Jahrhundert als „Parteianwalt der Sozialdemokratie“ (S. 58-90), der
„sozialdemokratischen Eisenbahnergewerkschaft“ (S. 90-104) und der
„ArbeiterInnenpresse“ (S. 177-236). Eine Freundschaft verband ihn mit dem
prominenten österreichischen Sozialdemokraten Victor Adler (1852-1918).
Parteimitglied der Sozialdemokraten war Harpner allerdings zu keinem Zeitpunkt.
1917 – im Jahr der russischen Februarrevolution - verteidigte er in einem
spektakulären Prozess Friedrich Adler (1879-1960), der 1916 den
österreichischen Ministerpräsidenten Karl Reichsgraf von Stürgkh (1859-1916)

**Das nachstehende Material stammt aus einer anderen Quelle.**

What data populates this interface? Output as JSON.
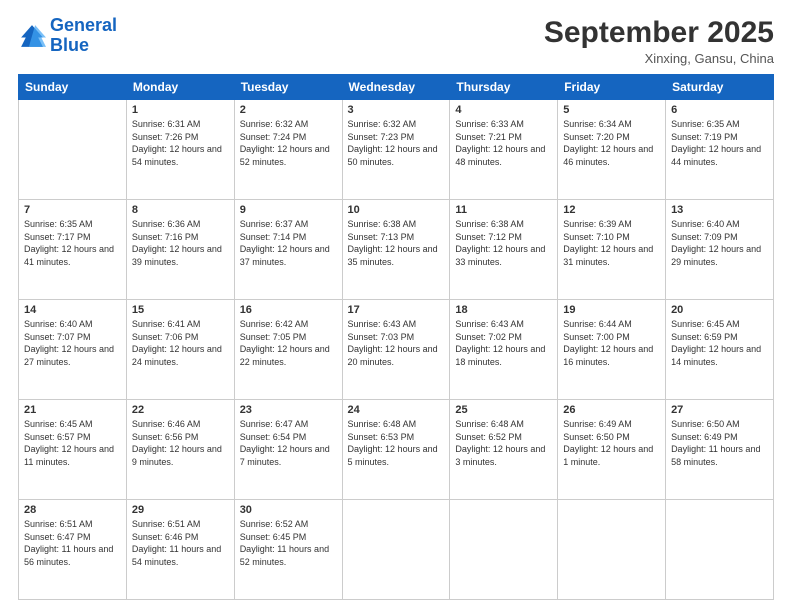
{
  "logo": {
    "line1": "General",
    "line2": "Blue"
  },
  "header": {
    "month_title": "September 2025",
    "subtitle": "Xinxing, Gansu, China"
  },
  "weekdays": [
    "Sunday",
    "Monday",
    "Tuesday",
    "Wednesday",
    "Thursday",
    "Friday",
    "Saturday"
  ],
  "weeks": [
    [
      {
        "day": "",
        "sunrise": "",
        "sunset": "",
        "daylight": ""
      },
      {
        "day": "1",
        "sunrise": "Sunrise: 6:31 AM",
        "sunset": "Sunset: 7:26 PM",
        "daylight": "Daylight: 12 hours and 54 minutes."
      },
      {
        "day": "2",
        "sunrise": "Sunrise: 6:32 AM",
        "sunset": "Sunset: 7:24 PM",
        "daylight": "Daylight: 12 hours and 52 minutes."
      },
      {
        "day": "3",
        "sunrise": "Sunrise: 6:32 AM",
        "sunset": "Sunset: 7:23 PM",
        "daylight": "Daylight: 12 hours and 50 minutes."
      },
      {
        "day": "4",
        "sunrise": "Sunrise: 6:33 AM",
        "sunset": "Sunset: 7:21 PM",
        "daylight": "Daylight: 12 hours and 48 minutes."
      },
      {
        "day": "5",
        "sunrise": "Sunrise: 6:34 AM",
        "sunset": "Sunset: 7:20 PM",
        "daylight": "Daylight: 12 hours and 46 minutes."
      },
      {
        "day": "6",
        "sunrise": "Sunrise: 6:35 AM",
        "sunset": "Sunset: 7:19 PM",
        "daylight": "Daylight: 12 hours and 44 minutes."
      }
    ],
    [
      {
        "day": "7",
        "sunrise": "Sunrise: 6:35 AM",
        "sunset": "Sunset: 7:17 PM",
        "daylight": "Daylight: 12 hours and 41 minutes."
      },
      {
        "day": "8",
        "sunrise": "Sunrise: 6:36 AM",
        "sunset": "Sunset: 7:16 PM",
        "daylight": "Daylight: 12 hours and 39 minutes."
      },
      {
        "day": "9",
        "sunrise": "Sunrise: 6:37 AM",
        "sunset": "Sunset: 7:14 PM",
        "daylight": "Daylight: 12 hours and 37 minutes."
      },
      {
        "day": "10",
        "sunrise": "Sunrise: 6:38 AM",
        "sunset": "Sunset: 7:13 PM",
        "daylight": "Daylight: 12 hours and 35 minutes."
      },
      {
        "day": "11",
        "sunrise": "Sunrise: 6:38 AM",
        "sunset": "Sunset: 7:12 PM",
        "daylight": "Daylight: 12 hours and 33 minutes."
      },
      {
        "day": "12",
        "sunrise": "Sunrise: 6:39 AM",
        "sunset": "Sunset: 7:10 PM",
        "daylight": "Daylight: 12 hours and 31 minutes."
      },
      {
        "day": "13",
        "sunrise": "Sunrise: 6:40 AM",
        "sunset": "Sunset: 7:09 PM",
        "daylight": "Daylight: 12 hours and 29 minutes."
      }
    ],
    [
      {
        "day": "14",
        "sunrise": "Sunrise: 6:40 AM",
        "sunset": "Sunset: 7:07 PM",
        "daylight": "Daylight: 12 hours and 27 minutes."
      },
      {
        "day": "15",
        "sunrise": "Sunrise: 6:41 AM",
        "sunset": "Sunset: 7:06 PM",
        "daylight": "Daylight: 12 hours and 24 minutes."
      },
      {
        "day": "16",
        "sunrise": "Sunrise: 6:42 AM",
        "sunset": "Sunset: 7:05 PM",
        "daylight": "Daylight: 12 hours and 22 minutes."
      },
      {
        "day": "17",
        "sunrise": "Sunrise: 6:43 AM",
        "sunset": "Sunset: 7:03 PM",
        "daylight": "Daylight: 12 hours and 20 minutes."
      },
      {
        "day": "18",
        "sunrise": "Sunrise: 6:43 AM",
        "sunset": "Sunset: 7:02 PM",
        "daylight": "Daylight: 12 hours and 18 minutes."
      },
      {
        "day": "19",
        "sunrise": "Sunrise: 6:44 AM",
        "sunset": "Sunset: 7:00 PM",
        "daylight": "Daylight: 12 hours and 16 minutes."
      },
      {
        "day": "20",
        "sunrise": "Sunrise: 6:45 AM",
        "sunset": "Sunset: 6:59 PM",
        "daylight": "Daylight: 12 hours and 14 minutes."
      }
    ],
    [
      {
        "day": "21",
        "sunrise": "Sunrise: 6:45 AM",
        "sunset": "Sunset: 6:57 PM",
        "daylight": "Daylight: 12 hours and 11 minutes."
      },
      {
        "day": "22",
        "sunrise": "Sunrise: 6:46 AM",
        "sunset": "Sunset: 6:56 PM",
        "daylight": "Daylight: 12 hours and 9 minutes."
      },
      {
        "day": "23",
        "sunrise": "Sunrise: 6:47 AM",
        "sunset": "Sunset: 6:54 PM",
        "daylight": "Daylight: 12 hours and 7 minutes."
      },
      {
        "day": "24",
        "sunrise": "Sunrise: 6:48 AM",
        "sunset": "Sunset: 6:53 PM",
        "daylight": "Daylight: 12 hours and 5 minutes."
      },
      {
        "day": "25",
        "sunrise": "Sunrise: 6:48 AM",
        "sunset": "Sunset: 6:52 PM",
        "daylight": "Daylight: 12 hours and 3 minutes."
      },
      {
        "day": "26",
        "sunrise": "Sunrise: 6:49 AM",
        "sunset": "Sunset: 6:50 PM",
        "daylight": "Daylight: 12 hours and 1 minute."
      },
      {
        "day": "27",
        "sunrise": "Sunrise: 6:50 AM",
        "sunset": "Sunset: 6:49 PM",
        "daylight": "Daylight: 11 hours and 58 minutes."
      }
    ],
    [
      {
        "day": "28",
        "sunrise": "Sunrise: 6:51 AM",
        "sunset": "Sunset: 6:47 PM",
        "daylight": "Daylight: 11 hours and 56 minutes."
      },
      {
        "day": "29",
        "sunrise": "Sunrise: 6:51 AM",
        "sunset": "Sunset: 6:46 PM",
        "daylight": "Daylight: 11 hours and 54 minutes."
      },
      {
        "day": "30",
        "sunrise": "Sunrise: 6:52 AM",
        "sunset": "Sunset: 6:45 PM",
        "daylight": "Daylight: 11 hours and 52 minutes."
      },
      {
        "day": "",
        "sunrise": "",
        "sunset": "",
        "daylight": ""
      },
      {
        "day": "",
        "sunrise": "",
        "sunset": "",
        "daylight": ""
      },
      {
        "day": "",
        "sunrise": "",
        "sunset": "",
        "daylight": ""
      },
      {
        "day": "",
        "sunrise": "",
        "sunset": "",
        "daylight": ""
      }
    ]
  ]
}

erschossen hatte (S. 245-277). Zunächst zum Tode verurteilt wurde Adler bereits
1918 aus der Haft entlassen. Als „unermüdlicher Streiter für Recht und Gerechtigkeit“
(S. 553) kam Harpner nicht nur mit der Politik, sondern auch mit der Kultur
intensiv in Berührung (S. 404). So vertrat er Arthur Schnitzler (1862-1931),
Karl Kraus (1874-1936) und Alma Mahler-Werfel (1879-1964).
Nach
dem 1. Weltkrieg erreichte der mit Hans Kelsen (1881-1973) befreundete Gustav
Harpner den Gipfel seiner beruflichen Laufbahn. So wurde er 1919 Mitglied des
Verfassungsgerichtshofes (S. 521-529), 1921 Präsident des
Kriegsgeschädigtenfonds (S. 387), 1922 Präsident der Wiener Rechtsanwaltskammer
(S. 534) und „Anwalt der Republik“. Er war „Vertreter und Verwalter“ des
konfiszierten „Habsburgervermögens“ und Verfasser der Novelle zum
Habsburgergesetz (S. 362-401). Außerordentlich gelungen ist ebenso in diesen
Teilen der Darstellung die Verknüpfung biographisch-individueller mit
allgemeinen Fragestellungen. Es wird deutlich, dass Individuum und Gesellschaft
nicht getrennt voneinander zu betrachten sind.
Das Werk Ilse Reiters schließt ein Forschungsdesiderat. Die einer historisch-kritischen Geschichtsschreibung verpflichtete Autorin setzt auf dem Gebiet der biographischen Forschung zur Anwaltsgeschichte neue Maßstäbe. Künftige biographische Untersuchungen müssen sich an dem Buch inhaltlich und methodisch messen lassen.